Grandi notizie! Il sito WikiLeaks ha cominciato a rilasciare sul web, poco per volta, i circa 251.000 cablogrammi (in parte contrassegnati come segreti o confidenziali) di cui sono venuti in possesso tramite opportuni “agganci”.

Il sito fondato da Julian Assange ha inviato una copia di tutti i documenti a cinque quotidiani di rilevanza internazionale (New York Times, The Guardian, Der Spiegel, Le Monde ed El Paìs; degli italiani neanche l’ombra) i quali hanno cominciato a pubblicarli e commentarli. Inutile dire che queste mosse hanno gettato nello scompiglio la diplomazia internazionale, la quale attraverso affermazioni fumose si continua ad incaponire su posizioni ridicole, nel tentativo di delegittimare l’operato di tutta l’organizzazione attraverso della squallida disinformazione. Come quella delle accuse di “violenza sessuale” in territorio svedese.

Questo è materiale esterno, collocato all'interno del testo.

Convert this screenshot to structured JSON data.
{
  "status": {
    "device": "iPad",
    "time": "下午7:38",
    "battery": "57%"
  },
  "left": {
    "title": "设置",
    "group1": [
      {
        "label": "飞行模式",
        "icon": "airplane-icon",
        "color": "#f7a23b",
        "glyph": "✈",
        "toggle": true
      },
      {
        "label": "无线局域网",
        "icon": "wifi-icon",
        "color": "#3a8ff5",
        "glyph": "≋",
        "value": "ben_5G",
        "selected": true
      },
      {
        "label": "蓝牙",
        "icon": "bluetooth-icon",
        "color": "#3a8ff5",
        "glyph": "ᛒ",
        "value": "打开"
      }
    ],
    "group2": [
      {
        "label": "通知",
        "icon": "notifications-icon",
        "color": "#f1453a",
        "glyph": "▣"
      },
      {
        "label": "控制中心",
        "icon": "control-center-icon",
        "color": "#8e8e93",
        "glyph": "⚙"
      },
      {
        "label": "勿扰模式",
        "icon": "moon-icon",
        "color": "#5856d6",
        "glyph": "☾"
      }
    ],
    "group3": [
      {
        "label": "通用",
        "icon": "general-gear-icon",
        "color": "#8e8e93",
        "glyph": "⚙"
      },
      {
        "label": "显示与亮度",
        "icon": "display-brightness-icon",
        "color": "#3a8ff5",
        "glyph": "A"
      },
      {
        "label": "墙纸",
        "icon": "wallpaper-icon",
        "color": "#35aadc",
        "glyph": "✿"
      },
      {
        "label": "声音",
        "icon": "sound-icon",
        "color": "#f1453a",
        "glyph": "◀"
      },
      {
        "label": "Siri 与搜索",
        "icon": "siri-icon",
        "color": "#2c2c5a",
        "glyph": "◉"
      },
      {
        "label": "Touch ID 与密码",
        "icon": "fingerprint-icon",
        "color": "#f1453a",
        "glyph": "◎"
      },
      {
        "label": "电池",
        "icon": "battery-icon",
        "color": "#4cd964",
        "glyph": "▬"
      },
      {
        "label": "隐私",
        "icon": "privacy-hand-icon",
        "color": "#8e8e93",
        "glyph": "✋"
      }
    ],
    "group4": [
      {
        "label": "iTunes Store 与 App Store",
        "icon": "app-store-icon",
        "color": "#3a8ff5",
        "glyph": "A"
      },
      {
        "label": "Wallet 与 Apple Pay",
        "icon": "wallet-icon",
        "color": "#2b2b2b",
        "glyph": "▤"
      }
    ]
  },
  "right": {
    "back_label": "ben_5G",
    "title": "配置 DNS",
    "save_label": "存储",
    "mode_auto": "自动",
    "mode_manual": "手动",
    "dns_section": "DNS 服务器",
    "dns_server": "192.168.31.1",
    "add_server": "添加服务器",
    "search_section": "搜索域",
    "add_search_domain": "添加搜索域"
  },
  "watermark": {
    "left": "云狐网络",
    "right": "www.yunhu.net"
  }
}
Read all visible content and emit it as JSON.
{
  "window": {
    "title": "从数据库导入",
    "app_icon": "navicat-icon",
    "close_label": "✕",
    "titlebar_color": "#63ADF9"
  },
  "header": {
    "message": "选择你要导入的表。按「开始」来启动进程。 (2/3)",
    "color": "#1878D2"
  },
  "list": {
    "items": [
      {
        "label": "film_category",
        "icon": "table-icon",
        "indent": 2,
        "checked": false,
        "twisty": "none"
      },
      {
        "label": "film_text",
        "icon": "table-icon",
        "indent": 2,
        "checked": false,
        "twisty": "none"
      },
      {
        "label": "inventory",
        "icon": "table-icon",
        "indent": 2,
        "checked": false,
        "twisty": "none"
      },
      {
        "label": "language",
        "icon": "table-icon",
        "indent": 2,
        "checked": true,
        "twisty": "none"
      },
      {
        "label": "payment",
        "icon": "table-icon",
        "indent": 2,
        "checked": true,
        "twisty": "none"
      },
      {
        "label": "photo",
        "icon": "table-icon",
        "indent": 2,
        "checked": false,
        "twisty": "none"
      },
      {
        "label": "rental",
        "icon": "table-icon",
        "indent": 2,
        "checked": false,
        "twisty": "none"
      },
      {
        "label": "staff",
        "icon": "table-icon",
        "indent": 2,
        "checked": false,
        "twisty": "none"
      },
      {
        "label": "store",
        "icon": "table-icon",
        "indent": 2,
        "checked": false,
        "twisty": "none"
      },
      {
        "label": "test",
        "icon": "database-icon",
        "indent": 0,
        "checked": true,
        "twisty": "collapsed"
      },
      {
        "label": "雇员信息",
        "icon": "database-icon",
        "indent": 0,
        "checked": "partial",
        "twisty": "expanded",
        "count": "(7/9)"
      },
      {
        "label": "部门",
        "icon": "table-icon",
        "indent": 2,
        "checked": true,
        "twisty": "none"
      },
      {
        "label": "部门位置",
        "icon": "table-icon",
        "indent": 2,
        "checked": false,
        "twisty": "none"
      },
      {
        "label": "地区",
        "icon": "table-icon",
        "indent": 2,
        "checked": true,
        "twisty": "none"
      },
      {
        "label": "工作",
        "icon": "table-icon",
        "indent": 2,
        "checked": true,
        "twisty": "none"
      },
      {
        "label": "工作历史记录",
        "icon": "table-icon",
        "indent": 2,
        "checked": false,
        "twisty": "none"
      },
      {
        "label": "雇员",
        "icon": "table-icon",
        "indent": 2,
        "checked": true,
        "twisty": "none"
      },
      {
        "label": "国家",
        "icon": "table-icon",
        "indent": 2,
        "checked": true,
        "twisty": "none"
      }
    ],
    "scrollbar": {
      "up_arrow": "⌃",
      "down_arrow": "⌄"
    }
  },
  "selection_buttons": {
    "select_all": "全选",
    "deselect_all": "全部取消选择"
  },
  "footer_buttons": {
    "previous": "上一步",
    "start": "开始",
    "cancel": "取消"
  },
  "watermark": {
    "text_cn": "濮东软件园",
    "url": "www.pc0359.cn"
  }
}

Eh già, perché se si sta come degli allocchi a sentire tutte le stronzate che dicono, ne viene fuori un’immagine di Assange come quella di un maniaco sessuale psicotico con tendenze violente, e pure misogino. Mentre se invece si va a fondo delle cose, e si va a controllare i reali capi d’imputazione, si scopre che in realtà il fondatore di WikiLeaks è accusato di ben altre cose. Questo perché esiste uno scarto tra le accuse formulate ed i reati contestati. Le accuse sono oggettivamente di stupro e di molestie, mentre i reati sono di aver avuto rapporti sessuali non protetti, seppur consenzienti, con due donne e quello di aver successivamente rifiutato di sottoporsi ad un controllo medico sulle malattie sessualmente trasmissibili. Così la prospettiva degli eventi e la posizione di Julian Assange cambiano radicalmente, tutto questo a prescindere ovviamente dalle varie voci che circolano, come quella secondo cui le due donne che hanno avuto rapporti con Assange siano collegate alla CIA statunitense, oppure lo stupefacente tempismo tra la formulazione delle accuse ed il rilascio dei documenti da parte di WikiLeaks.

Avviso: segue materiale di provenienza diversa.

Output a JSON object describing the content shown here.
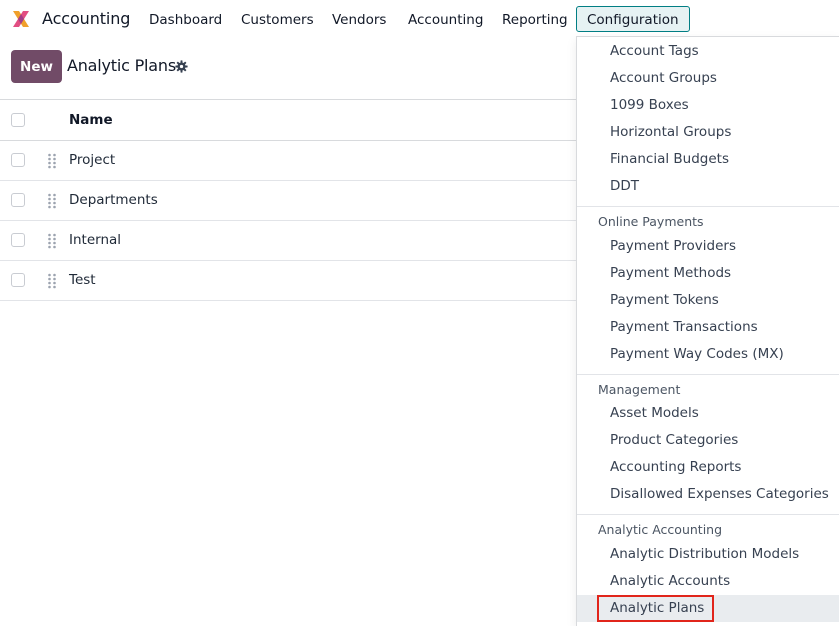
{
  "app": {
    "name": "Accounting",
    "logo_icon": "odoo-accounting-logo-icon"
  },
  "navbar": {
    "items": [
      {
        "label": "Dashboard"
      },
      {
        "label": "Customers"
      },
      {
        "label": "Vendors"
      },
      {
        "label": "Accounting"
      },
      {
        "label": "Reporting"
      },
      {
        "label": "Configuration",
        "active": true
      }
    ]
  },
  "control_panel": {
    "new_button": "New",
    "title": "Analytic Plans",
    "actions_icon": "gear-icon"
  },
  "list": {
    "columns": [
      "Name"
    ],
    "rows": [
      {
        "name": "Project"
      },
      {
        "name": "Departments"
      },
      {
        "name": "Internal"
      },
      {
        "name": "Test"
      }
    ]
  },
  "config_menu": {
    "top_items": [
      "Account Tags",
      "Account Groups",
      "1099 Boxes",
      "Horizontal Groups",
      "Financial Budgets",
      "DDT"
    ],
    "online_payments": {
      "title": "Online Payments",
      "items": [
        "Payment Providers",
        "Payment Methods",
        "Payment Tokens",
        "Payment Transactions",
        "Payment Way Codes (MX)"
      ]
    },
    "management": {
      "title": "Management",
      "items": [
        "Asset Models",
        "Product Categories",
        "Accounting Reports",
        "Disallowed Expenses Categories"
      ]
    },
    "analytic_accounting": {
      "title": "Analytic Accounting",
      "items": [
        "Analytic Distribution Models",
        "Analytic Accounts",
        "Analytic Plans"
      ]
    },
    "selected_item": "Analytic Plans"
  },
  "colors": {
    "brand": "#714b67",
    "active_menu_border": "#017e84",
    "active_menu_bg": "#e6f2f3",
    "highlight": "#e1251b"
  }
}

Quello che sta succedendo è una rivoluzione. Ogni ora nascono nuovi mirror indipendenti del sito Wikileaks. Non si può fermare la conoscenza. Quello che Julian Assange e tutti i suoi collaboratori stanno compiendo è la realizzazione più alta dell’ideale di libertà di conoscenza e condivisione delle informazioni che sono alla base della filosofia di Internet. I governi non hanno il diritto di compiere crimini efferati e farla franca. Nessuna cosa buona può fondarsi sulle balle e l’ipocrisia della diplomazia internazionale. Falsità chiamano altre falsità, e WikiLeaks arriva ad interrompere questo giochino, riportando la realtà delle cose. Sosteniamo WikiLeaks in ogni modo. Non possiamo permetterci che la libertà venga ridotta al silenzio in nome della sicurezza nazionale.